Ballast Water Treatment Technology

MEPC approves revised G8 Guidelines

Tue 01 Nov 2016 by Paul Gunton

MEPC approves revised G8 Guidelines
MEPC agreed new guidelines on how to test BWMSs (credit: Sunrui)

IMO’s Marine Environment Protection Committee’s 70th meeting (MEPC 70) last week approved a set of substantial revisions to the G8 Guidelines on equipment testing, which had been prepared by an Intersessional Working Group, which had met the week before.

The committee also agreed the guidelines will be reviewed and revised into a mandatory code at a subsequent session of the committee.

In a summary of the meeting’s outcomes issued yesterday (31 October), class society ABS listed the main changes introduced by the revisions:

  • Testing facilities: Testing is to be carried out by an independent facility accepted by the administration. Facilities should implement a rigorous quality control/quality assurance programme that addresses appropriate challenge water, sample collection, sample analysis and method detection limits.
  • Salinity and temperature: Testing is to be carried out across a full range of salinities (fresh, brackish and marine) and through a temperature range of 0°C to 40°C (2°C to 40°C for fresh waters). A ballast water management system (BWMS) that is unable to demonstrate successful performance across these salinity and/or temperature ranges will be assigned Limiting Operating Conditions on its type-approval certificate.
  • Consecutive testing: Land-based testing is to consist of five consecutive valid test cycles that show D-2 compliance. Shipboard testing is to reflect actual ballast operations and consist of at least three consecutive valid tests, which show D-2 compliance spanning a period of not less than six months.
  • System Design Limitations: An important development is the concept of documenting the critical parameters known as System Design Limitations (SDLs). These parameters impact the operation of BWMSs (for example, minimum and maximum flow rates, time between ballast uptake and discharge) and design limits (for example, water quality expressed by oxidant demand and ultraviolet transmittance). SDLs are to be identified by the manufacturer, validated during testing and indicated on the type-approval certificate.
  • Bypass arrangements: BWMS bypass or override arrangements, provided to protect the safety of the ship and personnel in the event of an emergency, should activate an alarm and be recorded by the control equipment.
  • Self-monitoring: BWMSs are to be provided with a system that monitors, records and stores sufficient data/parameters to verify correct operation for the past 24 months. Alerts are to indicate when the system is shutdown or when an operational parameter exceeds the approved specification.
  • Scaling effects: Mathematical modelling and/or calculations should demonstrate that any scaling of the BWMS will not affect the functioning and effectiveness on board the ship.
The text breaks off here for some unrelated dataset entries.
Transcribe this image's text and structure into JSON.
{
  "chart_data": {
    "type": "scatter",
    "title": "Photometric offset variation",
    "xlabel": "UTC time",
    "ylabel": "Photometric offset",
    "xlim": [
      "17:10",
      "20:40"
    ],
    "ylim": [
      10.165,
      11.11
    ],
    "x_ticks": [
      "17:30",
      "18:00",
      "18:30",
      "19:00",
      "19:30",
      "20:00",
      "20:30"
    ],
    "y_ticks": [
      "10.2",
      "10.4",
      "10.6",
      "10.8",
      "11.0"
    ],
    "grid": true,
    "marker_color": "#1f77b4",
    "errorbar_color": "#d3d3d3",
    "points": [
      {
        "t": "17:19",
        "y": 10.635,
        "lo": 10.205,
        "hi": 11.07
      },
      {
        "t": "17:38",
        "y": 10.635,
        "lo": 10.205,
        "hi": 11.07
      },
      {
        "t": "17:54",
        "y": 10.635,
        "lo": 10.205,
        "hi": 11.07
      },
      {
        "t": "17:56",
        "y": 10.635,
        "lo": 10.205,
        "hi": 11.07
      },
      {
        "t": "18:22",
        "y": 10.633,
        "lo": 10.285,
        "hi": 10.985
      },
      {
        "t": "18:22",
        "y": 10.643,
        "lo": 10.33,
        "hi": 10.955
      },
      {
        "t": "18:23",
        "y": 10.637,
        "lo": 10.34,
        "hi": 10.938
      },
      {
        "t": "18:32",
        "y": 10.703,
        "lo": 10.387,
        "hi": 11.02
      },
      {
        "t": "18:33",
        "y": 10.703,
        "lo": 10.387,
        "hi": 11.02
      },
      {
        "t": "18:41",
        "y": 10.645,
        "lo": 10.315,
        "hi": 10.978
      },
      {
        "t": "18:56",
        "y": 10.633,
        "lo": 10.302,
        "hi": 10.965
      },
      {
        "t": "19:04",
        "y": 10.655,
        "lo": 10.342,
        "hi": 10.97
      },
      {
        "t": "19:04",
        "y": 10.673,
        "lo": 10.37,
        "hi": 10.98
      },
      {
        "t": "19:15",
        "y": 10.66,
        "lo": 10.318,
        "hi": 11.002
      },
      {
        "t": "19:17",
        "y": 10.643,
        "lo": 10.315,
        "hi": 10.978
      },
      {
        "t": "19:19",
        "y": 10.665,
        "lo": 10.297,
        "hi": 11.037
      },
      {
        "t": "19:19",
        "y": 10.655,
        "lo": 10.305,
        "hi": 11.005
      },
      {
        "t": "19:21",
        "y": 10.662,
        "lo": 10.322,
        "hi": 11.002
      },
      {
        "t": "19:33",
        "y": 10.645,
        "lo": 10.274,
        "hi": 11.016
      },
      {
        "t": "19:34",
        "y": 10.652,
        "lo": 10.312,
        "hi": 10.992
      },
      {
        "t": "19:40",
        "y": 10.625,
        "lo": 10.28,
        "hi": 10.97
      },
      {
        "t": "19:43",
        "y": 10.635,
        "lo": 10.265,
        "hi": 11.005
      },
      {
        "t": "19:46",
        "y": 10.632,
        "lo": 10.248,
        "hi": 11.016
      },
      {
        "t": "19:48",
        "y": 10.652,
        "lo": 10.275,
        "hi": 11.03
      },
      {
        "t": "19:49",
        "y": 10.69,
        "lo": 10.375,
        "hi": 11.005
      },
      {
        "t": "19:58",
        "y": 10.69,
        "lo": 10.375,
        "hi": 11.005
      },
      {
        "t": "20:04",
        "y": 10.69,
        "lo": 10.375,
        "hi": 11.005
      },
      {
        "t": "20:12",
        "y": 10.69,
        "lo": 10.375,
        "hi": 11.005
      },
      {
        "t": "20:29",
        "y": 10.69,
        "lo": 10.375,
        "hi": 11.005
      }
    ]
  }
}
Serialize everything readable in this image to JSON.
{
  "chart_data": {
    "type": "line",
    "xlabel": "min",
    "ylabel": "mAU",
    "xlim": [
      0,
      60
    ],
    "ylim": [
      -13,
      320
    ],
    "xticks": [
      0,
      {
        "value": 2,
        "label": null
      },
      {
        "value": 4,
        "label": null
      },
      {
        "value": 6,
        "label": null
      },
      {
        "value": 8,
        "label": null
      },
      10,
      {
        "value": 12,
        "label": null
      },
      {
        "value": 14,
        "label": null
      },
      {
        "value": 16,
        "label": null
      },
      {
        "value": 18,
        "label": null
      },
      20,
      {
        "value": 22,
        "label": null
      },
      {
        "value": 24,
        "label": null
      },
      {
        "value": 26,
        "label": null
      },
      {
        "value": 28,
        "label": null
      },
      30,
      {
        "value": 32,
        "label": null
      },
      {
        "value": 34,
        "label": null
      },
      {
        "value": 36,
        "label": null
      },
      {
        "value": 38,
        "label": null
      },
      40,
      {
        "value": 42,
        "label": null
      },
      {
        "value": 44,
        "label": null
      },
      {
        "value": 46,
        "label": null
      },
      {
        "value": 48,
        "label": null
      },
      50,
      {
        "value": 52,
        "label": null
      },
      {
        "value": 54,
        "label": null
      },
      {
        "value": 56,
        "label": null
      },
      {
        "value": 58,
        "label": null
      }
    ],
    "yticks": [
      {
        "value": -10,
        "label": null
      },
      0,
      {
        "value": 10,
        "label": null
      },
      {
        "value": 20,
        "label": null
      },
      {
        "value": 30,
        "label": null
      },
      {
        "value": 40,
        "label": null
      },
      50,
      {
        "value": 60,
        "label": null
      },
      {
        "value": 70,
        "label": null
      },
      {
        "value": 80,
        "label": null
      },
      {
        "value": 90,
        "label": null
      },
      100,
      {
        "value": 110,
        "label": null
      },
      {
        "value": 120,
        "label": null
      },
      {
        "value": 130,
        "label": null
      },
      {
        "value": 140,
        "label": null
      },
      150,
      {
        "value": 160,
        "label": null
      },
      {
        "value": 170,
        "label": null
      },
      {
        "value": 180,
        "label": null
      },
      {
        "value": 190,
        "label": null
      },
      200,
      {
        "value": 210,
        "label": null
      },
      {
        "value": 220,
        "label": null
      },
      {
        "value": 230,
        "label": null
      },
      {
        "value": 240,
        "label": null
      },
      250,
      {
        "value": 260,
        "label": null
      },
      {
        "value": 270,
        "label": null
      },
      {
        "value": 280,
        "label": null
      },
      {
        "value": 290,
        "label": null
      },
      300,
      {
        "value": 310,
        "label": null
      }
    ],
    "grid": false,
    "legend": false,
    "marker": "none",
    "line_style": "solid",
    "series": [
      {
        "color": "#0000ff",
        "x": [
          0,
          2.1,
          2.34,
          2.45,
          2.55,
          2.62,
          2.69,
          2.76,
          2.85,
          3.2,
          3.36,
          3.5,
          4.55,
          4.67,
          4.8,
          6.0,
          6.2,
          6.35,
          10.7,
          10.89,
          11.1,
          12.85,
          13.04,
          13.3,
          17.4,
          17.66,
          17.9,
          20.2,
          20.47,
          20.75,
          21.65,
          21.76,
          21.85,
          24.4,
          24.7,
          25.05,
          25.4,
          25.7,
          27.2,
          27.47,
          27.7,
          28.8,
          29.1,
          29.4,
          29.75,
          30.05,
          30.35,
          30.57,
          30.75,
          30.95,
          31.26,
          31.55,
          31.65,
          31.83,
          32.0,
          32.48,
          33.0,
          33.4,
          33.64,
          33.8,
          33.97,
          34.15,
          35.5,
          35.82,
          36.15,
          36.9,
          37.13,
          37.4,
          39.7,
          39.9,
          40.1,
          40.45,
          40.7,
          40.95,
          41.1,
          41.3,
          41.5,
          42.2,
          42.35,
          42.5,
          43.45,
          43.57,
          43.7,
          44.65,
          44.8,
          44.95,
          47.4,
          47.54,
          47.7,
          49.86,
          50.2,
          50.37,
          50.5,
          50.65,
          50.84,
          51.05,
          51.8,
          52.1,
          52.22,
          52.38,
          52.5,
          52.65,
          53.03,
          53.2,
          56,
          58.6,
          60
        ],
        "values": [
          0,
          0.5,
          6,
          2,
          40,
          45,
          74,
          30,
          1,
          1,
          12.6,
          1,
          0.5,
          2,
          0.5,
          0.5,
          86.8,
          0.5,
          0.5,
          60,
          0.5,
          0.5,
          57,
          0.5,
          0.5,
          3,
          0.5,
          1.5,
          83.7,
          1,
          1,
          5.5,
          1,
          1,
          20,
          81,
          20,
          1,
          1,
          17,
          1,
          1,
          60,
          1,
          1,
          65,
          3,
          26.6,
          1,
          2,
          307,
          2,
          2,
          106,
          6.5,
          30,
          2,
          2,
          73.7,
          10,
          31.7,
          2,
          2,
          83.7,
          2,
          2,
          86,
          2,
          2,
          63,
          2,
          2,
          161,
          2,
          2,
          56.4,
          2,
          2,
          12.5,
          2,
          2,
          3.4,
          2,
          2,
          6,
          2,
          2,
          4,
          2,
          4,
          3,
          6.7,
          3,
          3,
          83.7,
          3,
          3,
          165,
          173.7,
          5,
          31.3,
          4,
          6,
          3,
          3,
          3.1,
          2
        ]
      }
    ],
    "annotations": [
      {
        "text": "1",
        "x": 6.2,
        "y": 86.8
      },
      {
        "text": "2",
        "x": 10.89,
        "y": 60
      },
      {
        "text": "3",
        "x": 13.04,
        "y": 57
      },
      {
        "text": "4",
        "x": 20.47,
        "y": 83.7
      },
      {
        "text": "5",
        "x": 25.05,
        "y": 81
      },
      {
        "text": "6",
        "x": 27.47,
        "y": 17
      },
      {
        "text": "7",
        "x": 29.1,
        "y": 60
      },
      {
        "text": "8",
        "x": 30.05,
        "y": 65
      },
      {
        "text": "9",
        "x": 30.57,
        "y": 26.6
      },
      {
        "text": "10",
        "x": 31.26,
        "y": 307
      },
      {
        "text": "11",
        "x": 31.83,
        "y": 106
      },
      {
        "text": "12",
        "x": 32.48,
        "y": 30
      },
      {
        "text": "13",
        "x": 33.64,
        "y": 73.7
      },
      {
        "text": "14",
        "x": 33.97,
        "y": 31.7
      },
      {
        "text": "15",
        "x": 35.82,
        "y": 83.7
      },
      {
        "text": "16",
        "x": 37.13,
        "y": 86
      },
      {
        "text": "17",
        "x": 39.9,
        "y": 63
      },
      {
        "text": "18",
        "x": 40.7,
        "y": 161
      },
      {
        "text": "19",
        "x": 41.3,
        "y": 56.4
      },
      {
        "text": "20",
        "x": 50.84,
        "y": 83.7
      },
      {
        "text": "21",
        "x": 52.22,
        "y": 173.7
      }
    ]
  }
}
Shipboard testing is intended to further validate the scaling and should, preferably, be carried out at the upper limit of the rated capacity of the BWMS.
  • Report of test results: Reports for land-based and shipboard testing, submitted to the administration, should include information regarding the test design, methods of analysis and the results of these analyses for each test cycle, including invalid test cycles, BWMS maintenance logs and any observed effects of the BWMS on the ballast system. Shipboard test reports should include information on the total and continuous operating time of the BWMS.
  • Installation survey and commissioning procedures: Prior to issuance of the International Ballast Water Management Certificate, installation of the BWMS is to be carried out in accordance with the technical installation specification, relevant type-approval certificate and the manufacturer's equipment specification. The workmanship of the installed system, including completion of all agreed commissioning procedures is to be satisfactorily demonstrated.